The Civil Rights era is the backdrop to this story of a black college soccer team who played their hearts out to overcome racial injustice in 1970s USA. Stocked with some of the best Caribbean and African players of the era, the Howard University Bison went on to win two national championships under the martial discipline of Coach Lincoln “Tiger” Phillips. The Tiger made history by becoming the first college coach to win an NCAA championship for a Historically Black University, when the Bison stormed to the 1971 and 1974 titles. He is a former professional goalkeeper who did his utmost to repel the sorcery of Brazilian maestro Pelé in the early days of professional soccer in the United States, and helped take Trinidad & Tobago to bronze at the 1967 Pan Am Games. This biography crackles with anecdotes of Coach Phillips’s life.
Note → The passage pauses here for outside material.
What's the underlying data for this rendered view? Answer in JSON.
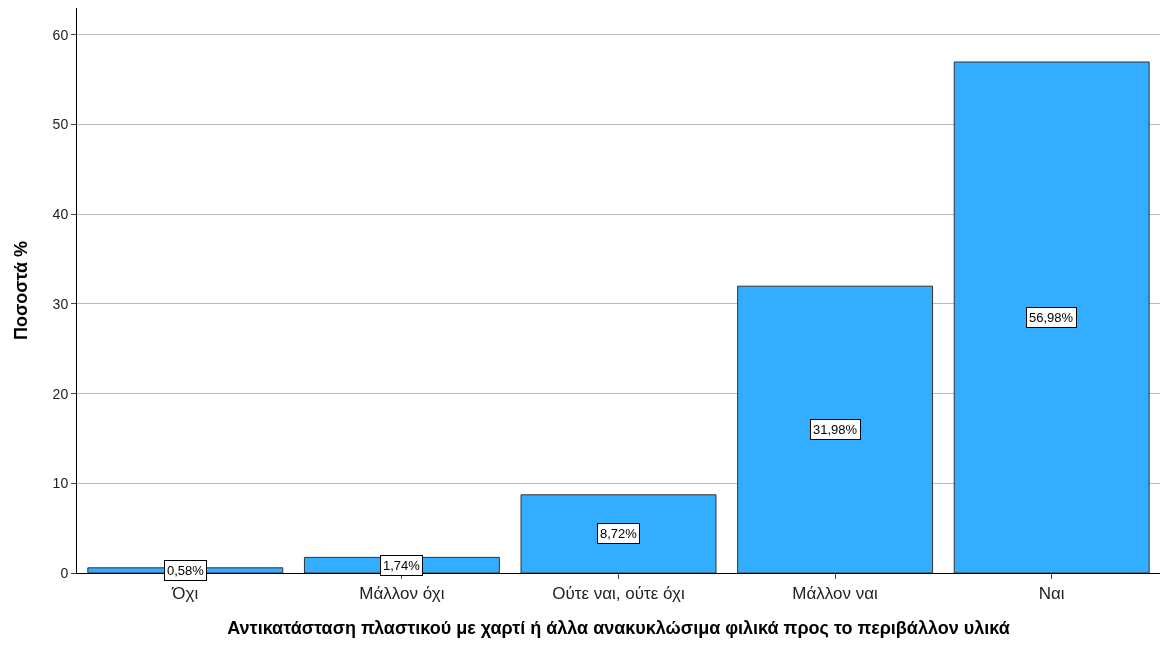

From his roller skating, Carnival costume-wearing boyhood in Trinidad to his days as the nickname-bestowing soccer coach who expects his players to excel, academically and athletically, Above And Beyond will transport the reader from the tears of tough losses to the euphoria of two national titles.

Read the story of an athlete and soldier so exhausted from long days of training for competition that he can’t polish his army boots when he returns to base, and learn about the man who finds the ideal slogan to rally the embattled Howard team to a second national title after they’re stripped of the first.